At some point, most parents will eventually face this question: “Mom, I don’t want to do this anymore.”
Whether it’s baseball or ballet, piano lessons or chess club, sometimes a kid has just had enough and doesn’t want to participate anymore. Their change of attitude can be for a variety of reasons—some legitimate, some not.
It’s all about context here. In some situations, quitting is the right thing to do. In other situations, you might need to push your kid a little to keep at it.
So how do you know? As a parent, how do you walk through this situation with your kid? Do you make them “stick it out” and possibly avoid the “quitter” label, or do you let them walk away?
When to Quit
If your middle schooler has been participating in the activity for a while and they’ve suddenly started to show a lack of interest, then it’s understandable if they want to give it a rest.

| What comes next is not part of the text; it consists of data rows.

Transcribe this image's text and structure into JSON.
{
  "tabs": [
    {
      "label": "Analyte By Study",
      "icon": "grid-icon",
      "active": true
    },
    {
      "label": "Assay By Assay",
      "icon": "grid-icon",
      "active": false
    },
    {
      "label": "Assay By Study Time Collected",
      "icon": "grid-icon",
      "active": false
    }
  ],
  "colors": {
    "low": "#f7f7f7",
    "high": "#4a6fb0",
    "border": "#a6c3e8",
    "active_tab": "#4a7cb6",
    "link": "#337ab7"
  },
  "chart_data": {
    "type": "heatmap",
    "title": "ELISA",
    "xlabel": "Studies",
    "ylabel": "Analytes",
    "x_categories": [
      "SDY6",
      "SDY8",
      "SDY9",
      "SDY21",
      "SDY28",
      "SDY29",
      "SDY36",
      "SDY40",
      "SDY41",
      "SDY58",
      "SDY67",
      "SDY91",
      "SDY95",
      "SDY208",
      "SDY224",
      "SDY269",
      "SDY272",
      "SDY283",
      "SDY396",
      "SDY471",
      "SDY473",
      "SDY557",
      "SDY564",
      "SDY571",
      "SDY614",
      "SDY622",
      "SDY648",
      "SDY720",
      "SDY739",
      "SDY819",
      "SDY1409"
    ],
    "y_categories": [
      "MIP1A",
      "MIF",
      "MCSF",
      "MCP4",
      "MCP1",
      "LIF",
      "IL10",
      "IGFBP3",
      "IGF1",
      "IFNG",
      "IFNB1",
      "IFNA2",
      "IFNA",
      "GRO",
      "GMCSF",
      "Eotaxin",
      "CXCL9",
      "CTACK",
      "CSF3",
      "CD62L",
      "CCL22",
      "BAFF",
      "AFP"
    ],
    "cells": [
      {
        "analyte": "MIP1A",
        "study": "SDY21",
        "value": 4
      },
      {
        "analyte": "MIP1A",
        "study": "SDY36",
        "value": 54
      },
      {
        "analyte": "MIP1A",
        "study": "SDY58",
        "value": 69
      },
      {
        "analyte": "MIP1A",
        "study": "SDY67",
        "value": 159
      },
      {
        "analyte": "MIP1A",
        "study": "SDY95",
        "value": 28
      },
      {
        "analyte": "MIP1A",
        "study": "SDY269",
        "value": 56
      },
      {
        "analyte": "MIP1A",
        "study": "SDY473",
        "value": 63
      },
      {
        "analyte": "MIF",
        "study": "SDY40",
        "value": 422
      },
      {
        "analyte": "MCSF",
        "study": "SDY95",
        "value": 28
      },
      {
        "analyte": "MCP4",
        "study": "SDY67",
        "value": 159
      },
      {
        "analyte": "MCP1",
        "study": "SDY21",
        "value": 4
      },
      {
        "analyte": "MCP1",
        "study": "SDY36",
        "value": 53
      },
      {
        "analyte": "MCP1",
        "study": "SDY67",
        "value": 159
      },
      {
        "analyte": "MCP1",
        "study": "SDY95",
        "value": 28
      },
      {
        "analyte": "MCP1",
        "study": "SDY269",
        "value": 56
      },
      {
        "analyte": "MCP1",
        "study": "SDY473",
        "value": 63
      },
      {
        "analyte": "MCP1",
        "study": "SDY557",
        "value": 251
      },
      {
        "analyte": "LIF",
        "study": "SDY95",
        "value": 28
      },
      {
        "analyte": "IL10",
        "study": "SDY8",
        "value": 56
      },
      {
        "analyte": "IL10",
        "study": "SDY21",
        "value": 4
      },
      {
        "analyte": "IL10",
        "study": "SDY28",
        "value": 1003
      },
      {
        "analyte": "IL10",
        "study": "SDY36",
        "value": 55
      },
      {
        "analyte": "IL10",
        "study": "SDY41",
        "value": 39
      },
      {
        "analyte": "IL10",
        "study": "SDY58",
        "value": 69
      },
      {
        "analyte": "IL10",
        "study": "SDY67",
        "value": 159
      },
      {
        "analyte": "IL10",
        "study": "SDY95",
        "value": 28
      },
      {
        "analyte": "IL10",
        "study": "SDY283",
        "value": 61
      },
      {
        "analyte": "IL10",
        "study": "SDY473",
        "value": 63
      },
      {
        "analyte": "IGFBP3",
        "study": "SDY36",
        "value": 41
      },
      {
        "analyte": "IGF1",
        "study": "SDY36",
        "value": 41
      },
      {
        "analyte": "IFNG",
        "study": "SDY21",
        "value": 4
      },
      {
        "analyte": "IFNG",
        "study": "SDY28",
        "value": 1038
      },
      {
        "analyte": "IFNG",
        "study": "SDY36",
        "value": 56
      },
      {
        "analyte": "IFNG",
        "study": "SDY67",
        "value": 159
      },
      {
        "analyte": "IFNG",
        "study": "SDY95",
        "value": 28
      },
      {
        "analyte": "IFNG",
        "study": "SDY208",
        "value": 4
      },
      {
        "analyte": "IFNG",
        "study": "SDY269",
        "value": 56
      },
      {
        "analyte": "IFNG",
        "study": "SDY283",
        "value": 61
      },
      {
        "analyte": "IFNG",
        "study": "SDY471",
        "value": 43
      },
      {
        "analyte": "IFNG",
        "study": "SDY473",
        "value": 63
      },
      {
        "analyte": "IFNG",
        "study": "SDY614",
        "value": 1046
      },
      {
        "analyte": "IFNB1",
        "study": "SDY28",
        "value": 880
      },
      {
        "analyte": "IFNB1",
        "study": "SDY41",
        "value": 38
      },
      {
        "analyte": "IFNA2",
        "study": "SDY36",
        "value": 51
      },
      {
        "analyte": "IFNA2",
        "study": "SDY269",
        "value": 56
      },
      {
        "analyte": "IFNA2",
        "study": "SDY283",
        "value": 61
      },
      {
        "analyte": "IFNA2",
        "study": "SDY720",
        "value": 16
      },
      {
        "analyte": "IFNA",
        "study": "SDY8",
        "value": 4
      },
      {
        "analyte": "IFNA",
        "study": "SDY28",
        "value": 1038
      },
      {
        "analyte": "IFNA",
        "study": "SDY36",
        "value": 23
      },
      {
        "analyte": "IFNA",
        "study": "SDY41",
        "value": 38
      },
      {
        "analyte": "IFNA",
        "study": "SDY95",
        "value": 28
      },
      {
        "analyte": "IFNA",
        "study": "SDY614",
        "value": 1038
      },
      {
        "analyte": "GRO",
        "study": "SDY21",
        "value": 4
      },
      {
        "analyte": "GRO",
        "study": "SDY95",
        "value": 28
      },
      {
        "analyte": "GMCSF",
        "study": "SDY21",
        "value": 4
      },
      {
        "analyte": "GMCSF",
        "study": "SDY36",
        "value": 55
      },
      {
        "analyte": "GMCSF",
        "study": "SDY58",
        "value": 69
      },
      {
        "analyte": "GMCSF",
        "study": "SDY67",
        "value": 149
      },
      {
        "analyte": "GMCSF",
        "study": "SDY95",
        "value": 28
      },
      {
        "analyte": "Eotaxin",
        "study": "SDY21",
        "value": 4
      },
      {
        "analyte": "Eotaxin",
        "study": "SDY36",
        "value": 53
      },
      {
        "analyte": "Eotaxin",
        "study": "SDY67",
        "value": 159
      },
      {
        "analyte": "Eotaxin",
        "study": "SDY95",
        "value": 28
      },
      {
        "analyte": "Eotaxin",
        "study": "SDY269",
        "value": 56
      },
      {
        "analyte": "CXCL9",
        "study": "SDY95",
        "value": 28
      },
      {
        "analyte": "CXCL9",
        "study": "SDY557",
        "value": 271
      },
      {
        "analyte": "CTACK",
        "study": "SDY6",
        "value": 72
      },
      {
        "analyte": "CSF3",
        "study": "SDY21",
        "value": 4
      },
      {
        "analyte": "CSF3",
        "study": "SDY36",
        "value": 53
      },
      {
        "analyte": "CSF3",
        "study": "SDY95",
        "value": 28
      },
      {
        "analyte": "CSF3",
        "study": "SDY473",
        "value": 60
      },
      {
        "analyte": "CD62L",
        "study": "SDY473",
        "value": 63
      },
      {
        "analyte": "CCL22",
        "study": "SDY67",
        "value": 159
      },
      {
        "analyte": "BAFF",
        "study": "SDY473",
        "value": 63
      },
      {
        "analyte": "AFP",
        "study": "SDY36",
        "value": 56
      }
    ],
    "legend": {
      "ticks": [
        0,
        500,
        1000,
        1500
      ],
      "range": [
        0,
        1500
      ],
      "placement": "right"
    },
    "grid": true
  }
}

From a parent’s point of view, that might feel frustrating. You might think, We’ve spent all this time and money on travel baseball and now you’re done?
But from their point of view, they might be dealing with burnout, or they might want to try something new. Or maybe they’ve hit a ceiling and are finding it harder to keep up with the other kids from a competitive standpoint. Whatever the reason, pushing them to stay involved in something they’ve emotionally checked out of will probably only make the situation worse.
That said, timing does matter. If your kid is part of a team, it’s important for them to understand that leaving the team mid-season might affect the team and coaches overall.
It’s worth it, prior to each season or new activity, to have an honest discussion with your kid if they want to continue. Then, if their attitude changes mid-stream, encourage them to finish what they started and then feel free to hang up the baseball cleats or guitar pick when the season or series of lessons is over. Also, if it’s just a bad situation—like bullying or over-the-top or inept coaching—then it might also be time to move on.
When to Stick it Out
Depending on your kid’s personality, starting something new might seem incredibly intimidating for all sorts of reasons. They might have to meet new people or put themselves out there in a way they haven’t had to before.
Then after that first practice or lesson, when they hit the first bump in the road and realize this isn’t as easy as they thought, they might want to duck and run—to get out of this as fast as they can.
That’s when you really have to encourage them to keep at it. Quitting something they just started can eventually become a norm—and that’s something they will carry with them later in life.
So that’s why it’s so important for you, as the parent, to dig into the real reason they want to quit. Are they scared to fail? Do they feel like they just aren’t good at the activity? What is driving the sudden change of attitude?
Sit down and have an honest conversation. List the pros and cons of quitting and really try and help them push through those early days. It’s likely, after just a few more lessons or practices, they’ll start to improve and gain confidence.
Remind them that even Michael Jordan was cut from his high school basketball team. Okay, bad example. The point is—we all have to start from somewhere. And the point at which we start looks a lot different, from a talent and results perspective, then where we are mid-journey. Practice doesn’t make perfect, but it definitely makes better.
So, whether or not your kid should quit really depends on their specific situation. Sometimes, they have every reason to step away. Other times, quitting isn’t the best decision and could negatively affect them down the road.
As a parent, the best thing you can do is walk with them through the situation to make the best possible decision that will benefit them the most now and in the long run.